The future of wildlife crossings is mobile

The new funding comes at a crucial moment. As the climate warms, it’s imperative that animals are able to move freely around landscapes. Think of moose shifting their ranges northward to escape infestations of hungry ticks, or bears fleeing wildfires intensified by drought. Crossing structures allow these creatures to navigate roads in search of novel habitat.

Then again, crossings only go so far: An elk migration corridor might drift northward over decades, but a bridge or tunnel can’t follow. At least, not yet — but that, too, may change.
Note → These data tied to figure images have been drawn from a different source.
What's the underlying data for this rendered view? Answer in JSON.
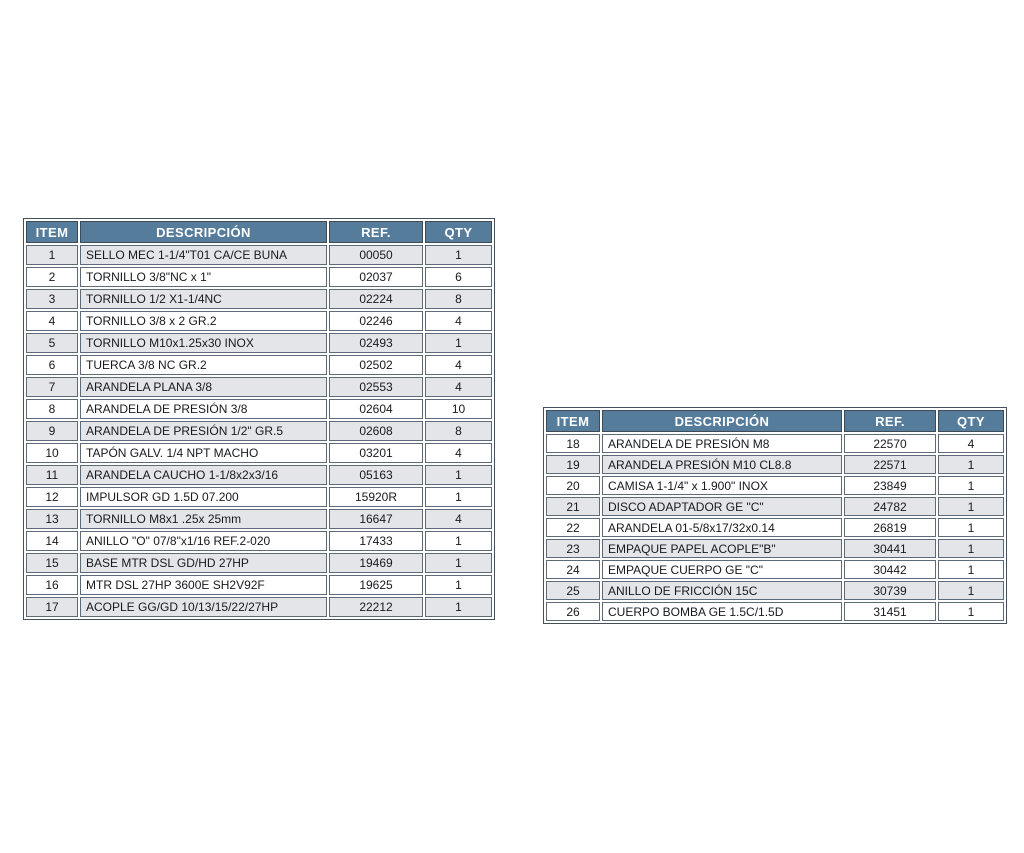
{
  "colors": {
    "header_bg": "#567c9c",
    "header_text": "#ffffff",
    "row_shaded_bg": "#e4e5e9",
    "row_plain_bg": "#ffffff",
    "border": "#44505c",
    "cell_text": "#17191d"
  },
  "tables": [
    {
      "name": "parts-list-items-1-17",
      "columns": [
        "ITEM",
        "DESCRIPCIÓN",
        "REF.",
        "QTY"
      ],
      "rows": [
        [
          "1",
          "SELLO MEC 1-1/4\"T01 CA/CE BUNA",
          "00050",
          "1"
        ],
        [
          "2",
          "TORNILLO 3/8\"NC x 1\"",
          "02037",
          "6"
        ],
        [
          "3",
          "TORNILLO 1/2 X1-1/4NC",
          "02224",
          "8"
        ],
        [
          "4",
          "TORNILLO 3/8 x 2 GR.2",
          "02246",
          "4"
        ],
        [
          "5",
          "TORNILLO M10x1.25x30 INOX",
          "02493",
          "1"
        ],
        [
          "6",
          "TUERCA 3/8 NC GR.2",
          "02502",
          "4"
        ],
        [
          "7",
          "ARANDELA PLANA 3/8",
          "02553",
          "4"
        ],
        [
          "8",
          "ARANDELA DE PRESIÓN 3/8",
          "02604",
          "10"
        ],
        [
          "9",
          "ARANDELA DE PRESIÓN 1/2\" GR.5",
          "02608",
          "8"
        ],
        [
          "10",
          "TAPÓN GALV. 1/4 NPT MACHO",
          "03201",
          "4"
        ],
        [
          "11",
          "ARANDELA CAUCHO 1-1/8x2x3/16",
          "05163",
          "1"
        ],
        [
          "12",
          "IMPULSOR GD 1.5D 07.200",
          "15920R",
          "1"
        ],
        [
          "13",
          "TORNILLO M8x1 .25x 25mm",
          "16647",
          "4"
        ],
        [
          "14",
          "ANILLO \"O\" 07/8\"x1/16 REF.2-020",
          "17433",
          "1"
        ],
        [
          "15",
          "BASE MTR DSL GD/HD 27HP",
          "19469",
          "1"
        ],
        [
          "16",
          "MTR DSL 27HP 3600E SH2V92F",
          "19625",
          "1"
        ],
        [
          "17",
          "ACOPLE GG/GD 10/13/15/22/27HP",
          "22212",
          "1"
        ]
      ]
    },
    {
      "name": "parts-list-items-18-26",
      "columns": [
        "ITEM",
        "DESCRIPCIÓN",
        "REF.",
        "QTY"
      ],
      "rows": [
        [
          "18",
          "ARANDELA DE PRESIÓN M8",
          "22570",
          "4"
        ],
        [
          "19",
          "ARANDELA PRESIÓN M10 CL8.8",
          "22571",
          "1"
        ],
        [
          "20",
          "CAMISA 1-1/4\" x 1.900\" INOX",
          "23849",
          "1"
        ],
        [
          "21",
          "DISCO ADAPTADOR GE \"C\"",
          "24782",
          "1"
        ],
        [
          "22",
          "ARANDELA 01-5/8x17/32x0.14",
          "26819",
          "1"
        ],
        [
          "23",
          "EMPAQUE PAPEL ACOPLE\"B\"",
          "30441",
          "1"
        ],
        [
          "24",
          "EMPAQUE CUERPO GE \"C\"",
          "30442",
          "1"
        ],
        [
          "25",
          "ANILLO DE FRICCIÓN 15C",
          "30739",
          "1"
        ],
        [
          "26",
          "CUERPO BOMBA GE 1.5C/1.5D",
          "31451",
          "1"
        ]
      ]
    }
  ]
}
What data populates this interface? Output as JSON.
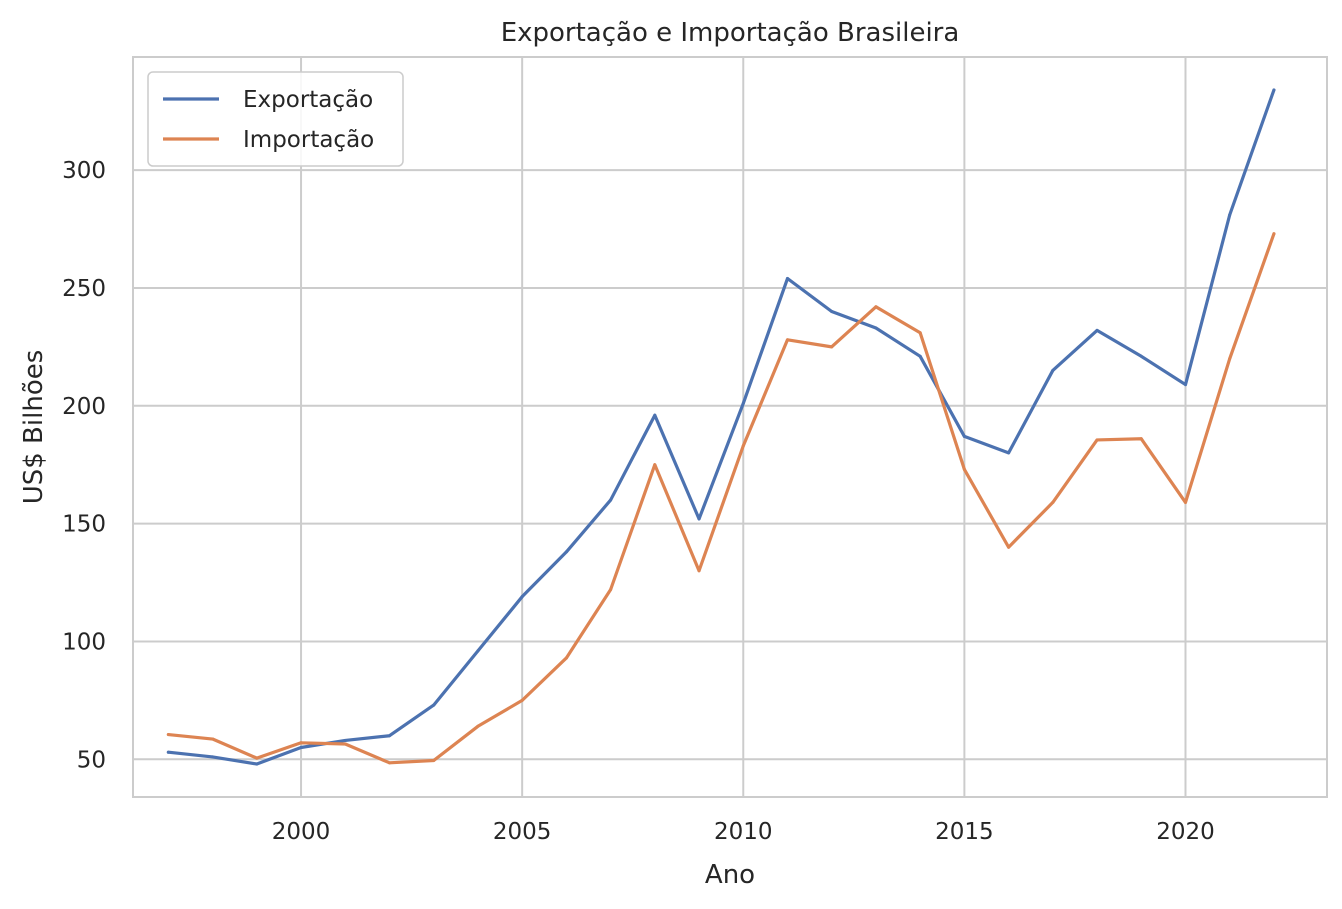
{
  "chart_data": {
    "type": "line",
    "title": "Exportação e Importação Brasileira",
    "xlabel": "Ano",
    "ylabel": "US$ Bilhões",
    "xlim": [
      1996.2,
      2023.2
    ],
    "ylim": [
      34,
      348
    ],
    "xticks": [
      2000,
      2005,
      2010,
      2015,
      2020
    ],
    "yticks": [
      50,
      100,
      150,
      200,
      250,
      300
    ],
    "grid": true,
    "legend_position": "top-left",
    "x": [
      1997,
      1998,
      1999,
      2000,
      2001,
      2002,
      2003,
      2004,
      2005,
      2006,
      2007,
      2008,
      2009,
      2010,
      2011,
      2012,
      2013,
      2014,
      2015,
      2016,
      2017,
      2018,
      2019,
      2020,
      2021,
      2022
    ],
    "series": [
      {
        "name": "Exportação",
        "color": "#4c72b0",
        "values": [
          53,
          51,
          48,
          55,
          58,
          60,
          73,
          96,
          119,
          138,
          160,
          196,
          152,
          201,
          254,
          240,
          233,
          221,
          187,
          180,
          215,
          232,
          221,
          209,
          281,
          334
        ]
      },
      {
        "name": "Importação",
        "color": "#dd8452",
        "values": [
          60.5,
          58.6,
          50.5,
          57,
          56.5,
          48.5,
          49.5,
          64,
          75,
          93,
          122,
          175,
          130,
          183,
          228,
          225,
          242,
          231,
          173,
          140,
          159,
          185.5,
          186,
          159,
          220,
          273
        ]
      }
    ]
  }
}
According to the INVEST Act, the wildlife crossing program will prioritize structures that incorporate “innovative technologies” and “advanced design techniques.” Among those techniques, says Callahan, might be the use of fiber-reinforced polymer, or FRP, a plastic that’s lighter and stronger than regular concrete, and should soon be cheaper as well. The Western Transportation Institute and the California Department of Transportation are currently designing America’s first FRP wildlife bridge, and experts say that future iterations could someday be modular and mobile, capable of being disassembled and relocated in response to changing animal movement patterns. “That would be a game changer,” Callahan said.
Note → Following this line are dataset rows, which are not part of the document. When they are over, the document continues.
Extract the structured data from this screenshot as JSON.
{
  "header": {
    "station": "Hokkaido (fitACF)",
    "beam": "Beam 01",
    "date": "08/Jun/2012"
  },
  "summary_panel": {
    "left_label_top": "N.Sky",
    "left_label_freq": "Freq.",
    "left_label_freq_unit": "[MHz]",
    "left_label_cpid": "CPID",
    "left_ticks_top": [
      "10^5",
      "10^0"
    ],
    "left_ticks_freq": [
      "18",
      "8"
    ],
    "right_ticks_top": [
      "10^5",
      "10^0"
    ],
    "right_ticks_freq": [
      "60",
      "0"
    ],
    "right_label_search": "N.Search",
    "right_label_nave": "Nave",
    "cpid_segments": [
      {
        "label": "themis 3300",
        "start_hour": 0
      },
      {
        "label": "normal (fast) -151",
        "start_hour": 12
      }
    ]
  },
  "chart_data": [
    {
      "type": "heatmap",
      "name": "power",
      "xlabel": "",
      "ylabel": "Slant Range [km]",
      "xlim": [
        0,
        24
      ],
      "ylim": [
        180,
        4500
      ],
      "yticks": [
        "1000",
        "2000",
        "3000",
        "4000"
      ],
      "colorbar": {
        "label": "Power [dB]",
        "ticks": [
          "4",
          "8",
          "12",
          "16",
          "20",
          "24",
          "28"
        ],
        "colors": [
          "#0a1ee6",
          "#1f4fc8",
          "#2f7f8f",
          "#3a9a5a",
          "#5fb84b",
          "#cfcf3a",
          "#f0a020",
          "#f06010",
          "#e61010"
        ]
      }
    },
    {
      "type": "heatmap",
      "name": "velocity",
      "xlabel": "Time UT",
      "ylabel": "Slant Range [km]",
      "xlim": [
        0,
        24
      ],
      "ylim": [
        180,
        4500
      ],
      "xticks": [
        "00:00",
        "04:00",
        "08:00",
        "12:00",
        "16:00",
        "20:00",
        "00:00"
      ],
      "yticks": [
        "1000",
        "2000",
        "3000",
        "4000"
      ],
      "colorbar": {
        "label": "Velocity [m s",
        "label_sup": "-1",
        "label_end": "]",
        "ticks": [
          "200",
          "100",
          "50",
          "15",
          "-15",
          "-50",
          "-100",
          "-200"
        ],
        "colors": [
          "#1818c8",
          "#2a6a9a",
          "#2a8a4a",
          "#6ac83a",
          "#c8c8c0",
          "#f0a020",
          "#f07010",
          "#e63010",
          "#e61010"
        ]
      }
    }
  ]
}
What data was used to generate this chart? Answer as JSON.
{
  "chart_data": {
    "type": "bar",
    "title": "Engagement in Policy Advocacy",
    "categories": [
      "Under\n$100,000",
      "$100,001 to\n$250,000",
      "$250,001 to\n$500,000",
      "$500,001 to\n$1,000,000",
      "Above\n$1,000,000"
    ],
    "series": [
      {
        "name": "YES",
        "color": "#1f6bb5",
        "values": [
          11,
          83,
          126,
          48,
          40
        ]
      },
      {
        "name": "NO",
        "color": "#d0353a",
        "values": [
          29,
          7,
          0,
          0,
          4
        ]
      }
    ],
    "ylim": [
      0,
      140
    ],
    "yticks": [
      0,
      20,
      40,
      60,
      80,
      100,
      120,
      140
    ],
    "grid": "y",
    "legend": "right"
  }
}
Eastbound Interstate 90 traffic passes beneath a wildlife bridge under construction on Snoqualmie Pass, Washington. Elaine Thompson/AP

As exciting as all that may be, it’s important to remember that the new funding for wildlife crossings is merely a good start. While $350 million may sound substantial, it is, as Cramer puts it, “decimal dust” compared to national transportation budgets. It’s also a fraction of what’s ultimately needed: According to one recent report, it would cost $175 million to deal with roadkill hot spots in California alone. What’s more, wildlife crossings can’t do much about traffic noise, salt pollution, stormwater runoff, or many of the other byproducts of roads — some of which will, ironically, be exacerbated by the infrastructure bill, which allots millions to highway expansion projects. And all the crossings in the world won’t help unless we get better at protecting the habitats that animals must move between.

“We can build a bridge,” said Matt Skroch, project director for public lands and rivers conservation at the Pew Charitable Trusts, “but let’s not build a bridge to nowhere.”

Correction, November 12, 10:40 am: A previous version of summary text for this story misstated the amount of INVEST in America Act funding that is related to wildlife crossings. It is $350 million.